We’ve all heard the expression, “It’s not what you know, it’s who you know,” when it comes to hiring. Looking at the racial disparities among teachers, it’s apparent that black would-be teachers apparently don’t know many hiring managers. Teachers of color comprised about 20 percent of the public school teachers in the U.S. in 2017, according to data compiled by researchers at the centrist think tank the Brookings Institution (where I am a fellow). Meanwhile, students of color represented slightly more than half of all public school students in the same year.
A 2016 U.S. Department of Education demographic study of principals found that the vast majority of the people doing the hiring are white. While the percentage of white principals declined from 87 percent in 1987–88 to 80 percent in 2011–12, the percentage of black principals did not change significantly. The percentage of Hispanic principals increased by 4 percentage points from 3 to 7 percent, but white principals still account for the lion’s share of that population.
And if a vast proportion of the hiring managers are white, it’s likely that their social networks are predominantly white, too. Three-quarters of white Americans say they have social circles that are entirely white, as compared to 65 percent of African-Americans and 46 percent of people who identified as Hispanic, according to a 2013 survey conducted by the Public Religion Research Institute (PRRI), a nonprofit, nonpartisan organization dedicated to conducting independent research. This has a profound professional impact when principals and school district leaders recruit from within their social circles, be it from a university or nonprofit teacher prep program. This kind of hiring needs to be called out for what it really is — discrimination.
Discrimination is what’s clogging the teacher pipeline in public schools, according to a 2017 Harvard University study. “Black applicants were significantly less likely than their White counterparts to receive a job offer,” researchers found. In addition, black applicants were much more likely to be placed into schools with higher percentages of black children, reinforcing the ghettoization of black teachers and students.
Professional circles are never strictly professional — they are social as well. White principals must expand their professional circles if students are to see a better representation of society in their classrooms and teachers who look like them. A new framework is in order, and the National Football League has a good one we can borrow.
The Rooney Rule, named after Dan Rooney, the late chairman of the NFL team the Pittsburgh Steelers, mandates that as a condition of owning a franchise, teams must interview at least one minority candidate for head coach and general manager positions. Certainly, teams have conducted bogus interviews to fulfill the rule’s requirements without any intention of hiring that person, but since the rule was enacted in 2003, the league has seen a significant increase in the number of black head coaches. According to a 2016 article published by the data reporting outlet FiveThirtyEight, “In the 12 seasons before the rule was instituted, the NFL had only six non-white head coaches. In 12 seasons under the rule, the league has added 14 head coaches of color.” In a league in which approximately 70 percent of the players are black, the Rooney Rule gave black players hope they would not be relegated to the playing field, to be controlled by white management.
It also showed other industries a concrete way to knock down cultural and social barriers in the hiring process. Amazon recently adopted a version of the Rooney Rule, vowing to interview women and minorities for all board openings. Given the racial imbalance between teachers and students in public schools, educational leaders must also implement a version of the rule.
But it’s not just representation for the sake of representation that counts. Having a teacher of color brings with it tangible benefits for students. According to research conducted by Stanford University education scholar Thomas Dee in 2004, black students of both sexes who’d had a black teacher experienced a 3 to 6 percentile-point increase in their reading scores on standardized tests. In a 2017 study published by the Institute of Labor Economics, an economics think tank, researchers found that low-income black male elementary school students who were paired with a black teacher in the 3rd, 4th, or 5th grades were 39 percent less likely to drop out of high school. This study also found that matching low-income black students of both sexes with at least one black teacher between the 3rd grade and the 5th grade significantly boosted their aspirations to attend a four-year college.

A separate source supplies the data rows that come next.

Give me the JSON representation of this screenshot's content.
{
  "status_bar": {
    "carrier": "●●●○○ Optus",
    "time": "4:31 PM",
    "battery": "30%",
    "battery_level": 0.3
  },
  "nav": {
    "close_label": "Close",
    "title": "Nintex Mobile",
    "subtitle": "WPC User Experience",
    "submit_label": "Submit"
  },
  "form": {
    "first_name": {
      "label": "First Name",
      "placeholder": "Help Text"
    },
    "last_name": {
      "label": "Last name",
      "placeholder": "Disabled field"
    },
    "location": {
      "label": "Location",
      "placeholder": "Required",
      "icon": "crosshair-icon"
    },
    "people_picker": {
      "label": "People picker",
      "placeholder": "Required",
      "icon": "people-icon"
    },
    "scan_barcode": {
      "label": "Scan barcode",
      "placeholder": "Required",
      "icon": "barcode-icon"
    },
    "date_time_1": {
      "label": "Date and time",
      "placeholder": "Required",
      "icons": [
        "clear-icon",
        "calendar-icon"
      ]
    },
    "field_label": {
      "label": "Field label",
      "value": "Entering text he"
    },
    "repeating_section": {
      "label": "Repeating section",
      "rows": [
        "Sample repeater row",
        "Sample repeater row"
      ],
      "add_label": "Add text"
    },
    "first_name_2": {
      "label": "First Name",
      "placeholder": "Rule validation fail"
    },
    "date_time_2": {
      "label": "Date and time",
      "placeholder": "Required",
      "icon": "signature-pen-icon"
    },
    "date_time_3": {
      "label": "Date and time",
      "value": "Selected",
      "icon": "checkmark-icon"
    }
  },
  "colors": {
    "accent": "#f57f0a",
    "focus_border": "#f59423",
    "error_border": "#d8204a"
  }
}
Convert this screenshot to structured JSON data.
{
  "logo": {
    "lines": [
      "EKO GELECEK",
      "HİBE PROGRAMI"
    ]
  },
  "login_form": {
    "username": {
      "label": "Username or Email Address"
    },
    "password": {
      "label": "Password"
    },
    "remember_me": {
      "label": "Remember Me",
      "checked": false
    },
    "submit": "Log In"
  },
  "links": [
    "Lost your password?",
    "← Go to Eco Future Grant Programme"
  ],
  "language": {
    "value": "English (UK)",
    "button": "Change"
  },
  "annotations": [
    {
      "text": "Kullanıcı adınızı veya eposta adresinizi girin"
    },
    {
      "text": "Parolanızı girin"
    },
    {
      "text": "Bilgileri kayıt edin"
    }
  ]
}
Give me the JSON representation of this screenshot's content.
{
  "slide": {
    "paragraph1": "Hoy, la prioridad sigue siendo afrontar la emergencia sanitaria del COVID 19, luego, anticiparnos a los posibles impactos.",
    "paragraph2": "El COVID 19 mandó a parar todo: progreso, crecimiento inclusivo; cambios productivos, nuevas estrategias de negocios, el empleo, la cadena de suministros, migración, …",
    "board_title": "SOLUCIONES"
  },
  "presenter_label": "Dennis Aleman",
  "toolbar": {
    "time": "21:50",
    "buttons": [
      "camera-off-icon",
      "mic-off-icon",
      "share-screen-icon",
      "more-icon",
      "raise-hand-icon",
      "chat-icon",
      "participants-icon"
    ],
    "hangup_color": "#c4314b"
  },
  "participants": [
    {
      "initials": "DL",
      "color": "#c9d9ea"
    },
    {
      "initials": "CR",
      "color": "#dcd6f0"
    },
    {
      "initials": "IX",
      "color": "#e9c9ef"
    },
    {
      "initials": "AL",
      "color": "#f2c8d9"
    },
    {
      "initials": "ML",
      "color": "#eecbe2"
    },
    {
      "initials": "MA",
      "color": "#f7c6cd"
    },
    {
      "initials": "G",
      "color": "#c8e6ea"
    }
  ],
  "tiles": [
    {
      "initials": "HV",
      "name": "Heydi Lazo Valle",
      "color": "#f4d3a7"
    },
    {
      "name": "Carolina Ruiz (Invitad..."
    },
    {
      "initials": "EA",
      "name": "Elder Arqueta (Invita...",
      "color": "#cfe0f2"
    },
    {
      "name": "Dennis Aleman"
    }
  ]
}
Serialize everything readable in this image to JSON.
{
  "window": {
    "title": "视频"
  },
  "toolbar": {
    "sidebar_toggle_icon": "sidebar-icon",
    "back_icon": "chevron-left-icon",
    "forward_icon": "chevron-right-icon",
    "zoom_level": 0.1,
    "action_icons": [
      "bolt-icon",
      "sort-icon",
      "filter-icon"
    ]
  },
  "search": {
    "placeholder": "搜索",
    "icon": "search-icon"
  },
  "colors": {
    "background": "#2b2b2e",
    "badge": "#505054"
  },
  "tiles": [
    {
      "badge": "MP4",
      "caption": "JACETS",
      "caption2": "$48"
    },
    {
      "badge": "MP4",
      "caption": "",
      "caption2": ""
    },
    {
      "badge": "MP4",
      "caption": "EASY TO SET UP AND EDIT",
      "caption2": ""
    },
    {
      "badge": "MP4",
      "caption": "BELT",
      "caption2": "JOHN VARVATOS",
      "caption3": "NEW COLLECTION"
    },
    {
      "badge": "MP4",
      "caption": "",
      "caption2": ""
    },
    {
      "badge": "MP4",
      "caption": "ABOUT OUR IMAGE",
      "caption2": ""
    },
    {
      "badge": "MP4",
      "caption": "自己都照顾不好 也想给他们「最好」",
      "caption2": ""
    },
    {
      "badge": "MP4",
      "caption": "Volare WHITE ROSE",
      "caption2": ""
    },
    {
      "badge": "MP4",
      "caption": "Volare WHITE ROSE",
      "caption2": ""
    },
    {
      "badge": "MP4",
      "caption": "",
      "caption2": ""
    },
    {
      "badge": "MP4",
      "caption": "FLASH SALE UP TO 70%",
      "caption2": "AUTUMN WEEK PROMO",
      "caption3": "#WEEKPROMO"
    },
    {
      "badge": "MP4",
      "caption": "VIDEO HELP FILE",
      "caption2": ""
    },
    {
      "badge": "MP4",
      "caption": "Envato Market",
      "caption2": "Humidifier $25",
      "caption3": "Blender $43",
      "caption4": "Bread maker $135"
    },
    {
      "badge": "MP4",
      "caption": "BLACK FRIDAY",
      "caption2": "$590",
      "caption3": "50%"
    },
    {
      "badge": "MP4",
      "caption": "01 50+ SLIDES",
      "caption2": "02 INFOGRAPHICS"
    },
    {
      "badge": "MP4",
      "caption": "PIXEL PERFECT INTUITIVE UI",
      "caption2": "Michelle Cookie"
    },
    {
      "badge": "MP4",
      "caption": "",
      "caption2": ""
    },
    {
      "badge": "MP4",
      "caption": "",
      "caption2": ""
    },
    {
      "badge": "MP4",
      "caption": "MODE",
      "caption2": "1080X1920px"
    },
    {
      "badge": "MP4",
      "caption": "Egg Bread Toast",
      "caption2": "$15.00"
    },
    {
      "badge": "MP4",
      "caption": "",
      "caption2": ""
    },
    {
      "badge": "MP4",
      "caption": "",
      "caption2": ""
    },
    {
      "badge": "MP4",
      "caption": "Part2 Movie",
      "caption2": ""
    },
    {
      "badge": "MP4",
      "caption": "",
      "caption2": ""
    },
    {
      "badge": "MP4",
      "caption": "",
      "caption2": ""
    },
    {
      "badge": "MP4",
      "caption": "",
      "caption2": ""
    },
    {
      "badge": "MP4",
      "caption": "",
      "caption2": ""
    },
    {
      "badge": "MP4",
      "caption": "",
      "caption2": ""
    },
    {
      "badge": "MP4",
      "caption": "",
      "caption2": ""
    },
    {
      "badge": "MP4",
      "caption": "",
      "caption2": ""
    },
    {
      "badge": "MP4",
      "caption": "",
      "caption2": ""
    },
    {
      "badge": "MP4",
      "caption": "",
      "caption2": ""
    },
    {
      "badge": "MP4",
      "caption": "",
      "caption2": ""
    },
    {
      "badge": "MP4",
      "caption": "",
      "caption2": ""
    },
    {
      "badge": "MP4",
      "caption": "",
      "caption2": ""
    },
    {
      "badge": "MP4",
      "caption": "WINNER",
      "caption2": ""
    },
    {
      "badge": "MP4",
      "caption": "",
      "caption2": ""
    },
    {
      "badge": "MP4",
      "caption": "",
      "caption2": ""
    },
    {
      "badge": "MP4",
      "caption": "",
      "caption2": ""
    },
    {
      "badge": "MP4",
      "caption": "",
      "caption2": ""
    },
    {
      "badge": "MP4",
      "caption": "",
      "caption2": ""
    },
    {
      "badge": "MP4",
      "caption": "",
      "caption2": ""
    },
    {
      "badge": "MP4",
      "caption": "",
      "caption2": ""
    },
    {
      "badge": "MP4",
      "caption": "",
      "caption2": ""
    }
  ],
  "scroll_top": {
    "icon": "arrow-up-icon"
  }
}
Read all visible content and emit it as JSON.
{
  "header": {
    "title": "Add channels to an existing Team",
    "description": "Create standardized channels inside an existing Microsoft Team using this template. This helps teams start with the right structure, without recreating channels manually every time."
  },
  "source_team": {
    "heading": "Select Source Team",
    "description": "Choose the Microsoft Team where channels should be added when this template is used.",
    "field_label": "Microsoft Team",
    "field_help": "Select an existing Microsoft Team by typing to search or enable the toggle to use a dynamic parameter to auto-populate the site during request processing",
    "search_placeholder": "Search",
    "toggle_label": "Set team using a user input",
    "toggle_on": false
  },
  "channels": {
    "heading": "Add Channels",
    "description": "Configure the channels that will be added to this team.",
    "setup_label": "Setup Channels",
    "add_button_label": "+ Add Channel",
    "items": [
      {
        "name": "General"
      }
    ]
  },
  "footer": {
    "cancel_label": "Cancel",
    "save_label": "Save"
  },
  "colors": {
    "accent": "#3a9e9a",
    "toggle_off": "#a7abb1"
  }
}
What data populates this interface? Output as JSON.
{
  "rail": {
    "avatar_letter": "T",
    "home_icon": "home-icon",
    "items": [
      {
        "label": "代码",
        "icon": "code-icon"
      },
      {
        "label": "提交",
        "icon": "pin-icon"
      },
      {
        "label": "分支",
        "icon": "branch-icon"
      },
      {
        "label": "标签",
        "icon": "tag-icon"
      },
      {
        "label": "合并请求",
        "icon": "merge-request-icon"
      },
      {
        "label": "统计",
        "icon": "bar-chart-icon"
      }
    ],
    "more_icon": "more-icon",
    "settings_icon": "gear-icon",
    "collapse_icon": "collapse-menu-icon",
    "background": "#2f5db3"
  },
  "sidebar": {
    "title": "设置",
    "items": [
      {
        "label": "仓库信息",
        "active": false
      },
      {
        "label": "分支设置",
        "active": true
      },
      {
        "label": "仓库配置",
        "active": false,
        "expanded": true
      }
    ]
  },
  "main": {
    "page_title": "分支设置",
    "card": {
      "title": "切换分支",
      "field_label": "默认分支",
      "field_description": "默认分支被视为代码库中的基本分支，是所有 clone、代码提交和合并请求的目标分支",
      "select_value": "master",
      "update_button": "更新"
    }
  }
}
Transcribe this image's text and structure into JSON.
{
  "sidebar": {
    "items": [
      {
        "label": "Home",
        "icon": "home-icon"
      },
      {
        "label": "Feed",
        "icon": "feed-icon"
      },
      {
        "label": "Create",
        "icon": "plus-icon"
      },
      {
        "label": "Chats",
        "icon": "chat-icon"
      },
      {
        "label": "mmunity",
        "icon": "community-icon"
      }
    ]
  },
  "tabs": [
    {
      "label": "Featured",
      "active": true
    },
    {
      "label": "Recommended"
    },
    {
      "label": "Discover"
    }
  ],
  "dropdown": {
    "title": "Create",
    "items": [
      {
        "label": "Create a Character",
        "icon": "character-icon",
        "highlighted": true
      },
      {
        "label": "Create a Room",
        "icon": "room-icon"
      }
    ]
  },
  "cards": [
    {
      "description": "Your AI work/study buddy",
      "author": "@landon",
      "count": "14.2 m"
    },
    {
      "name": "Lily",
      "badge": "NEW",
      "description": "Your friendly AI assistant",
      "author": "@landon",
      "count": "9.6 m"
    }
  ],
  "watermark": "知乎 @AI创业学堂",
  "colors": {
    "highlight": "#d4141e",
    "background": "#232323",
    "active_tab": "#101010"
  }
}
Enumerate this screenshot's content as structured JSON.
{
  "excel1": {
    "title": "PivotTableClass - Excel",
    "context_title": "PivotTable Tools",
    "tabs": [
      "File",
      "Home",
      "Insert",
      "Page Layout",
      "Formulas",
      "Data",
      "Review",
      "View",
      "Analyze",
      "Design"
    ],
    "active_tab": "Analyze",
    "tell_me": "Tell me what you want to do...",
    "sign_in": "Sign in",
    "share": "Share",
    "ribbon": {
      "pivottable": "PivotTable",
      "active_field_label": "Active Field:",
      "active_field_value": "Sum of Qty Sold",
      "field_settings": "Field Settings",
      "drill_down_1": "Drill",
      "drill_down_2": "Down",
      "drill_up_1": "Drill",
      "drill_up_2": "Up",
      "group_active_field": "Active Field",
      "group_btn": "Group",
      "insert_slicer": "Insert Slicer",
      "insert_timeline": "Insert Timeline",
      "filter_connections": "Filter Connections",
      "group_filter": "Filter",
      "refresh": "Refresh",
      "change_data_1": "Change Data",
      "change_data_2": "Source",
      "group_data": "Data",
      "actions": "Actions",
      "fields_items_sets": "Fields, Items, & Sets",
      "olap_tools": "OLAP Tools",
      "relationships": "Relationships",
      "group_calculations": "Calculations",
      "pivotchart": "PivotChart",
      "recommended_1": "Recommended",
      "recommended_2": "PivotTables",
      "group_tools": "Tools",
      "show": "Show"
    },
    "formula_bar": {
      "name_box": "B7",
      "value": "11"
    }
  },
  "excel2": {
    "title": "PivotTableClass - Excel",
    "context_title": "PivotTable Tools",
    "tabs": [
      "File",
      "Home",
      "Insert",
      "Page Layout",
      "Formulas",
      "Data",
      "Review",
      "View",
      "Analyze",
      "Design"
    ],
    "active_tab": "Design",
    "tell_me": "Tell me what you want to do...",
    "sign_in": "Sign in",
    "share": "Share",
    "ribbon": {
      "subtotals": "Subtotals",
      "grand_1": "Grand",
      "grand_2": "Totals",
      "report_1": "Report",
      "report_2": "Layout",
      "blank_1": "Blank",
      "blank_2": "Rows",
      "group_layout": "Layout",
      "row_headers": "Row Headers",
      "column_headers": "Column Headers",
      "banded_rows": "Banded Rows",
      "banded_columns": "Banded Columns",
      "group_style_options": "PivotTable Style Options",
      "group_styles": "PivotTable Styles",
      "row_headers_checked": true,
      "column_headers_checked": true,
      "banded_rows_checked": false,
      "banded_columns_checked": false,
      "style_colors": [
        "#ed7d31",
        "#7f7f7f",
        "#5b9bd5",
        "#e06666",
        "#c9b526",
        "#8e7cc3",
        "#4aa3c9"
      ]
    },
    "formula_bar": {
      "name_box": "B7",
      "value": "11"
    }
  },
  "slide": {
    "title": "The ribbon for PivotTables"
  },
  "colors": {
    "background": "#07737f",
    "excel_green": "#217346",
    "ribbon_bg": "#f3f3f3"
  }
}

There are more reasons that hiring more black teachers has an overall positive effect on schools. The nonpartisan Government Accountability Office, often referred to as the “congressional watchdog,” published an investigation into the Department of Education’s national civil rights data from 2013 to 2014 and found that black students are disproportionately punished at school compared to their white peers.
Hiring more black teachers might help alleviate that issue. Behavioral assessments of black students in the classroom significantly improve when they have a black teacher rather than a white teacher, according to a 2015 University of California, Santa Barbara study.
We need more black teachers in the classroom, and interviewing candidates of color is just a start. But just like in the NFL, the Rooney Rule is no panacea. There’s a small chance an interview might dissuade prospective black candidates. “When you’re in an interview and they use words like ‘culture fit’ several times,” one black teacher who didn’t take a job in a Washington, D.C., school told me, “I’ve learned they [white principals] are really asking if you’re not going to be black and be like us.”
Introducing the Rooney Rule may not solve the problem on its own, but it can help to change a culture of racism and discrimination that’s blocking black and brown teachers from helping students get to the goal line of graduation.